Nano‐in‐Microparticles for Aerosol Delivery of Antibiotic‐Loaded, Fucose‐Derivatized, and Macrophage‐Targeted Liposomes to Combat Mycobacterial Infections: In Vitro Deposition, Pulmonary Barrier Interactions, and Targeted Delivery

Nontuberculous mycobacterial infections rapidly emerge and demand potent medications to cope with resistance. In this context, targeted loco‐regional delivery of aerosol medicines to the lungs is an advantage. However, sufficient antibiotic delivery requires engineered aerosols for optimized deposition. Here, the effect of bedaquiline‐encapsulating fucosylated versus nonfucosylated liposomes on cellular uptake and delivery is investigated. Notably, this comparison includes critical parameters for pulmonary delivery, i.e., aerosol deposition and the noncellular barriers of pulmonary surfactant (PS) and mucus. Targeting increases liposomal uptake into THP‐1 cells as well as peripheral blood monocyte‐ and lung‐tissue derived macrophages. Aerosol deposition in the presence of PS, however, masks the effect of active targeting.

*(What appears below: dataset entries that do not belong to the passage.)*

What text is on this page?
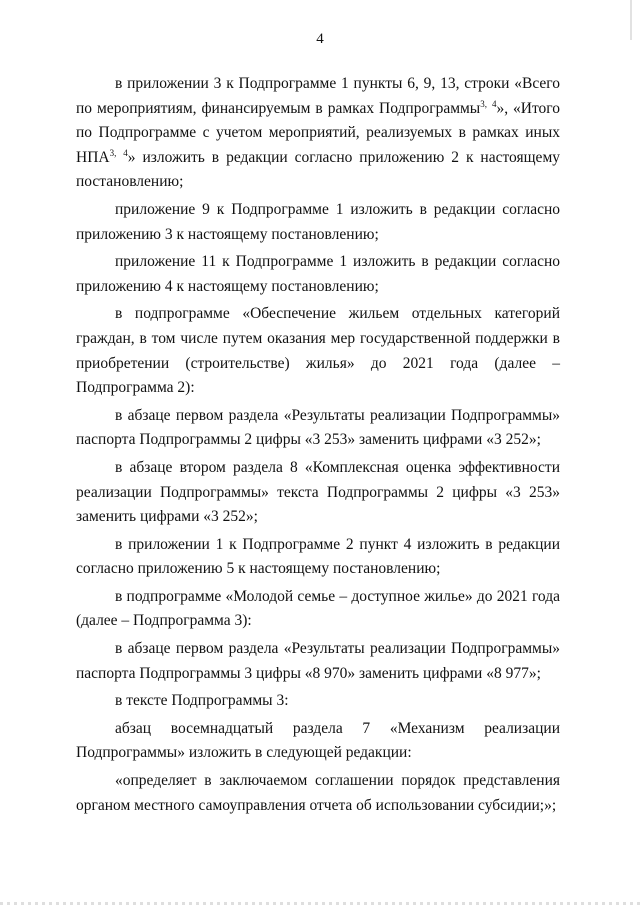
4

в приложении 3 к Подпрограмме 1 пункты 6, 9, 13, строки «Всего по мероприятиям, финансируемым в рамках Подпрограммы$^{3,}$ $^4$», «Итого по Подпрограмме с учетом мероприятий, реализуемых в рамках иных $НПА^{3,}$ $^4$» изложить в редакции согласно приложению 2 к настоящему постановлению;

приложение 9 к Подпрограмме 1 изложить в редакции согласно приложению 3 к настоящему постановлению;

приложение 11 к Подпрограмме 1 изложить в редакции согласно приложению 4 к настоящему постановлению;

в подпрограмме «Обеспечение жильем отдельных категорий граждан, в том числе путем оказания мер государственной поддержки в приобретении (строительстве) жилья» до 2021 года (далее – Подпрограмма 2):

в абзаце первом раздела «Результаты реализации Подпрограммы» паспорта Подпрограммы 2 цифры «3 253» заменить цифрами «3 252»;

в абзаце втором раздела 8 «Комплексная оценка эффективности реализации Подпрограммы» текста Подпрограммы 2 цифры «3 253» заменить цифрами «3 252»;

в приложении 1 к Подпрограмме 2 пункт 4 изложить в редакции согласно приложению 5 к настоящему постановлению;

в подпрограмме «Молодой семье – доступное жилье» до 2021 года (далее – Подпрограмма 3):

в абзаце первом раздела «Результаты реализации Подпрограммы» паспорта Подпрограммы 3 цифры «8 970» заменить цифрами «8 977»;

в тексте Подпрограммы 3:

абзац восемнадцатый раздела 7 «Механизм реализации Подпрограммы» изложить в следующей редакции:

«определяет в заключаемом соглашении порядок представления органом местного самоуправления отчета об использовании субсидии;»;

PS alters antibiotic release that depends on the drug's hydrophobicity, while mucus reduces the mobility of nontargeted more than fucosylated liposomes. Dry‐powder microparticles of spray‐dried bedaquiline‐loaded liposomes display a high fine particle fraction of >70%, as well as preserved liposomal integrity and targeting function. The antibiotic effect is maintained when deposited as powder aerosol on cultured Mycobacterium abscessus. When treating M. abscessus infected THP‐1 cells, the fucosylated variant enabled enhanced bacterial killing, thus opening up a clear perspective for the improved treatment of nontuberculous mycobacterial infections. Nano‐in‐microparticles for aerosol delivery of antibiotic‐loaded and fucose‐derivatized liposomes are developed to combat mycobacterial infections. In vitro studies with various phagocytic cell types reveal the benefits of macrophage‐targeted pulmonary delivery, which oftentimes is complicated by the interaction of antibiotics with pulmonary barriers, if delivered in nonencapsulated form. The inclusion of pulmonary mucus and surfactant into such models helps to estimate key factors that may influence therapeutic outcomes.